Campoverdi serves on the Boards of Harvard’s Shorenstein Center on Media, Politics and Public Policy, the California Community Foundation, the Harvard Journal of Hispanic Policy, UCLA's Center for Diverse Leadership in Science, and is a member of the Pacific Council on International Policy.
In 2017, Campoverdi was appointed to serve as a Commissioner for the California Children and Families Commission, also known as First 5 California. The Commission is a statewide body that is dedicated to improving the lives of California’s youngest citizens and their families through a multi-faceted approach that includes education, health services, childcare, and other vital programs.
She is a volunteer teacher for InsideOUT Writers, through which she teaches a weekly creative writing class to incarcerated youth in Los Angeles’ Central Juvenile Hall.

Women's health advocacy

In March 2017, Campoverdi revealed in a profile by The Washington Post that she has inherited the BRCA2 gene mutation, giving her an 85% risk of developing breast cancer, and that she planned to have a preventive double mastectomy. Campoverdi lost both her great-grandmother and grandmother to breast cancer, and her mother and two aunts have also battled the disease.
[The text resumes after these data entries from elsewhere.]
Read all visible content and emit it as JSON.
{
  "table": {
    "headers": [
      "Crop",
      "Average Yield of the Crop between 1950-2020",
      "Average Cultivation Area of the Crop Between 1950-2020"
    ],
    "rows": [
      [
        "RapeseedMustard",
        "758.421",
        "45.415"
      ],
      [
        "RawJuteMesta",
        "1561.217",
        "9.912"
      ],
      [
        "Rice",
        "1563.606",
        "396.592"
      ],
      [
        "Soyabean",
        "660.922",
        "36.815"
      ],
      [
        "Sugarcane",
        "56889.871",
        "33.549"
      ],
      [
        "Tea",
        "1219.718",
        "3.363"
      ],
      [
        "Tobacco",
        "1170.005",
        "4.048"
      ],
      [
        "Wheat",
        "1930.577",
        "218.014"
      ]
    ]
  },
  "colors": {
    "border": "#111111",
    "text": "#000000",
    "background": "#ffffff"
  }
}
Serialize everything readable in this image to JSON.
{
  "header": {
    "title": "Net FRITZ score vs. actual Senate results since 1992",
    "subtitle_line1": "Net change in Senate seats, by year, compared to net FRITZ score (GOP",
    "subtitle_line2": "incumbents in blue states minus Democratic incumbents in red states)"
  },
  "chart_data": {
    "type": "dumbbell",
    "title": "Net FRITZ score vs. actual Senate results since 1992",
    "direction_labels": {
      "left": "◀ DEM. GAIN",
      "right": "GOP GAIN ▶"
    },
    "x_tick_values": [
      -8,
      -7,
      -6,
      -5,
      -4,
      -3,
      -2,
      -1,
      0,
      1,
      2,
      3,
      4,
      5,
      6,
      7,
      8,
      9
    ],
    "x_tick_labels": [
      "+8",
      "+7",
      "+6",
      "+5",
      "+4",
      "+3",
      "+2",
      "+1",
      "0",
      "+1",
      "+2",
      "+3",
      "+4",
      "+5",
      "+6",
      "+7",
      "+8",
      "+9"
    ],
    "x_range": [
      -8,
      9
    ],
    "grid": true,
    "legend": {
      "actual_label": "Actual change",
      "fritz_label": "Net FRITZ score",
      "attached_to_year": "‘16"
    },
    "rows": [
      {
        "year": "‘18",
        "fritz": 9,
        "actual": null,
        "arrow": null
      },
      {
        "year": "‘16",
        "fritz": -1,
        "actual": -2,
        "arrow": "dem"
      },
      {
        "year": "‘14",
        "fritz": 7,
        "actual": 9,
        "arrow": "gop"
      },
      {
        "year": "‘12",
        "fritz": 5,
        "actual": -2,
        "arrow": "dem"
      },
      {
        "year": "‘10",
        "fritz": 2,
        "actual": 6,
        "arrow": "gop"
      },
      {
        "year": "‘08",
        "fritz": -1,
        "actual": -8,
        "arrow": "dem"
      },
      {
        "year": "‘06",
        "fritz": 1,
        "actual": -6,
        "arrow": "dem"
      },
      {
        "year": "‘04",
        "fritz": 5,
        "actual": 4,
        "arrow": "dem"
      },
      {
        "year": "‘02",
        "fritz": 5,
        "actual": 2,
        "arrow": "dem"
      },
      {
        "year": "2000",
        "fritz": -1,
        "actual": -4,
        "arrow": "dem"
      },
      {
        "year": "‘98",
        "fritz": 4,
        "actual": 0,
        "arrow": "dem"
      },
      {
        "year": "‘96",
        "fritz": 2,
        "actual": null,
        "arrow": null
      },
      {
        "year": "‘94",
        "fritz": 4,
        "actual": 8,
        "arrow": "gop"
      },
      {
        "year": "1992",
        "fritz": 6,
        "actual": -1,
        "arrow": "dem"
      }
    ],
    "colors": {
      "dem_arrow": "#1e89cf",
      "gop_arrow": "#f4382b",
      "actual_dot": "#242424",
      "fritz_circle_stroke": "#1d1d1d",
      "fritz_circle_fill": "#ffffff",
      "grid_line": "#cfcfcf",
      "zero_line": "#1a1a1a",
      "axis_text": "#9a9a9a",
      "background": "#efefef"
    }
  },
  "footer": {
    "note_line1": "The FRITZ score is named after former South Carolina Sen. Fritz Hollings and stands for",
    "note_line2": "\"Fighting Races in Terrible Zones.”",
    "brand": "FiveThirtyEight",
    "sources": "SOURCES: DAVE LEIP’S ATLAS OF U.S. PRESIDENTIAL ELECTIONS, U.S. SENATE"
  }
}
Campoverdi made the protection of access to affordable healthcare and the Affordable Care Act a focus of her congressional campaign, choosing to speak publicly about her personal health in an effort to bring attention to the stakes of limited access to healthcare. Two days after she went public with her diagnosis, she released a television ad saying, "If Donald Trump wants to have a conversation about women's bodies, let's start with mine."
In 2017, Campoverdi was awarded Penn Medicine's Basser Center for BRCA's inaugural YLC Distinguished Advocacy Award for her advocacy around BRCA-related cancers.
In October 2018, Campoverdi underwent a preventive double mastectomy to lower her risk of developing breast cancer. Routine testing of the removed tissue subsequently revealed she had unknowingly had Stage 0, non-invasive breast cancer, which every previous mammogram, ultrasound, and MRI had not detected. Because of her recent preventive surgery, Campoverdi did not need to do any additional treatment. Campoverdi said, "I beat breast cancer before I even knew I had it."
Campoverdi speaks often about the importance of being your own best health advocate and her decision to be "CEO of her own body." She is the founder of The Well Woman Coalition, an initiative aiming to empower women of color to have agency over their own health and healing through awareness, education, and advocacy. Campoverdi also founded LATINX & BRCA in partnership with Penn Medicine's Basser Center for BRCA. LATINX & BRCA is the first awareness campaign on the BRCA gene mutation that targets Latinos and offers Spanish-language educational materials.
In an op-ed for Cosmopolitan, Campoverdi wrote, "Now more than ever, we must recognize and accept the complexity of real women, and celebrate them in their quest for leadership roles. Whole, multidimensional women. Please throw your name in the arena, whichever one you’re in — because it only gets better every time one of us tries."